Die unterschätzte Behörde: Zollfahnder können und dürfen weit mehr als andere Polizisten – das hilft im Kampf gegen illegale Drogen für die Bodybuilder-Szene

Zu den besonders gut gesicherten Orten zählen nicht nur Baustellen von Geheimdienstzentralen oder Botschaften von Ländern, die als Objekte terroristischer Begierden gelten. Auch die zentrale Asservatenkammer des Zolls ist von einem Hauch Geheimnis umgeben. Das Wort Kammer klingt genau genommen viel zu biedermeierlich für diese Lagerräume mit den funktionalen Metallregalen bis unter die Decke. Sie liegen irgendwo unter dem weitläufigen Gelände des Hauptzollamts Berlin zwischen Columbiadamm, Platz der Luftbrücke und Schwiebusser Straße, geschützt durch mehrere schwere Stahltüren mit Sicherheitsschlössern.

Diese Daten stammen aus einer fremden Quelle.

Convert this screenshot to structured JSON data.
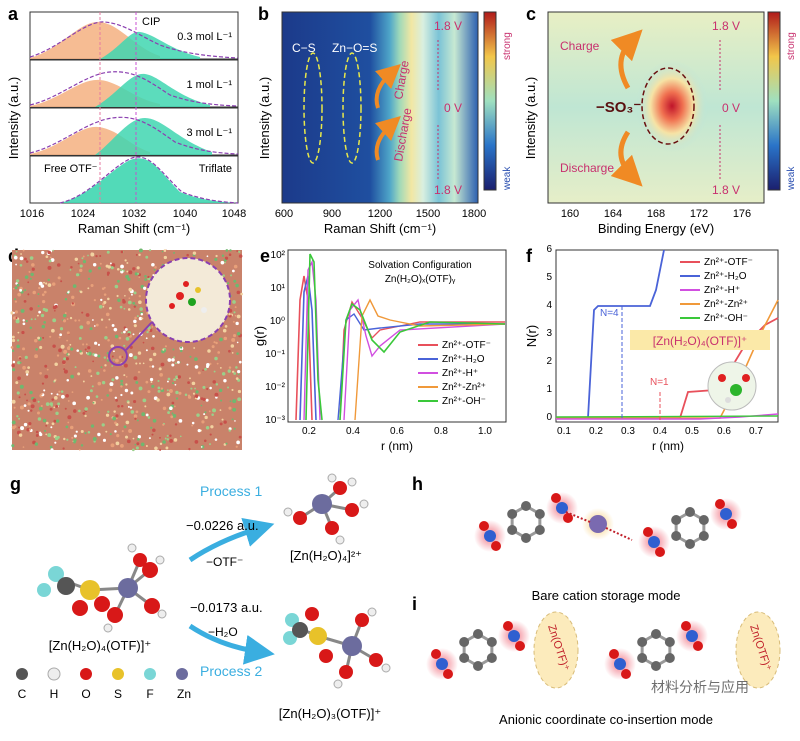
{
  "panels": {
    "a": {
      "label": "a",
      "ylabel": "Intensity (a.u.)",
      "xlabel": "Raman Shift (cm⁻¹)",
      "xticks": [
        "1016",
        "1024",
        "1032",
        "1040",
        "1048"
      ],
      "cip_label": "CIP",
      "free_label": "Free OTF⁻",
      "rows": [
        "0.3 mol L⁻¹",
        "1 mol L⁻¹",
        "3 mol L⁻¹",
        "Triflate"
      ]
    },
    "b": {
      "label": "b",
      "ylabel": "Intensity (a.u.)",
      "xlabel": "Raman Shift (cm⁻¹)",
      "xticks": [
        "600",
        "900",
        "1200",
        "1500",
        "1800"
      ],
      "cs_label": "C−S",
      "zn_label": "Zn−O=S",
      "charge": "Charge",
      "discharge": "Discharge",
      "v_top": "1.8 V",
      "v_mid": "0 V",
      "v_bot": "1.8 V",
      "cbar_strong": "strong",
      "cbar_weak": "weak"
    },
    "c": {
      "label": "c",
      "ylabel": "Intensity (a.u.)",
      "xlabel": "Binding Energy (eV)",
      "xticks": [
        "160",
        "164",
        "168",
        "172",
        "176"
      ],
      "so3_label": "−SO₃⁻",
      "charge": "Charge",
      "discharge": "Discharge",
      "v_top": "1.8 V",
      "v_mid": "0 V",
      "v_bot": "1.8 V",
      "cbar_strong": "strong",
      "cbar_weak": "weak"
    },
    "d": {
      "label": "d"
    },
    "e": {
      "label": "e",
      "ylabel": "g(r)",
      "xlabel": "r (nm)",
      "title1": "Solvation Configuration",
      "title2": "Zn(H₂O)ₓ(OTF)ᵧ",
      "yticks": [
        "10²",
        "10¹",
        "10⁰",
        "10⁻¹",
        "10⁻²",
        "10⁻³"
      ],
      "xticks": [
        "0.2",
        "0.4",
        "0.6",
        "0.8",
        "1.0"
      ],
      "legend": [
        "Zn²⁺-OTF⁻",
        "Zn²⁺-H₂O",
        "Zn²⁺-H⁺",
        "Zn²⁺-Zn²⁺",
        "Zn²⁺-OH⁻"
      ]
    },
    "f": {
      "label": "f",
      "ylabel": "N(r)",
      "xlabel": "r (nm)",
      "yticks": [
        "0",
        "1",
        "2",
        "3",
        "4",
        "5",
        "6"
      ],
      "xticks": [
        "0.1",
        "0.2",
        "0.3",
        "0.4",
        "0.5",
        "0.6",
        "0.7"
      ],
      "n4": "N=4",
      "n1": "N=1",
      "legend": [
        "Zn²⁺-OTF⁻",
        "Zn²⁺-H₂O",
        "Zn²⁺-H⁺",
        "Zn²⁺-Zn²⁺",
        "Zn²⁺-OH⁻"
      ],
      "complex": "[Zn(H₂O)₄(OTF)]⁺"
    },
    "g": {
      "label": "g",
      "process1": "Process 1",
      "process2": "Process 2",
      "e1": "−0.0226 a.u.",
      "e2": "−0.0173 a.u.",
      "loss1": "−OTF⁻",
      "loss2": "−H₂O",
      "start": "[Zn(H₂O)₄(OTF)]⁺",
      "prod1": "[Zn(H₂O)₄]²⁺",
      "prod2": "[Zn(H₂O)₃(OTF)]⁺",
      "atoms": [
        "C",
        "H",
        "O",
        "S",
        "F",
        "Zn"
      ]
    },
    "h": {
      "label": "h",
      "caption": "Bare cation storage mode"
    },
    "i": {
      "label": "i",
      "caption": "Anionic coordinate co-insertion mode",
      "zn_otf": "Zn(OTF)⁺",
      "watermark": "材料分析与应用"
    }
  },
  "colors": {
    "otf": "#e8505b",
    "h2o": "#4a63d8",
    "hplus": "#d14fe0",
    "znzn": "#f0993a",
    "oh": "#3ac83a",
    "process": "#3aaee0",
    "charge": "#c8306e"
  }
}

Gleich hinter der ersten Tür zu diesem Asservatenkeller riecht es eigenartig. Nach Apotheke oder so. „Nee, nee, das kommt immer noch von der Renovierung damals“, winkt Detlef Ramminger ab. „Da wurde ein Pilz entfernt und alles versiegelt.“ Mit den Arzneimitteln, die der Zollhauptsekretär und „Herr der Asservate“ uns zeigen will, hat der Geruch jedenfalls nichts zu tun. Die riechen nicht. Sie fallen zwischen den endlosen Kisten voller Zigarettenstangen allermöglicher gefälschter oder „nur“ geschmuggelter Marken auch kaum auf. Sie lagern in Klarsichttüten voller Pappschächtelchen und Plastikfläschchen mit einschlägigen verräterischen Namen. ANABOL TABLETS, zum Beispiel. In der Szene auch als „Thais“ bekannt. Ursprünglich hieß der Stoff Dianabol, war bis zum Verbot ein Schweizer Markenpräparat, verursacht Bluthochdruck, Akne, Haarausfall und ins weibliche schwellende Brüste und gilt als „Mutter aller Anabolika“. Das Internet ist dennoch voll davon und von unzähligen anderen anabolen Steroiden und Wachstumshormonen. Sie kommen meistens unauffällig mit der Post von getarnten Anbietern, und jedes zweite ist eine Fälschung. Substanzen, mit denen Männer sich ihrem offenbar ersehnten Idealbild eines muskelstrotzenden Mutanten annähern möchten, und Frauen auch. Koste es, was es wolle.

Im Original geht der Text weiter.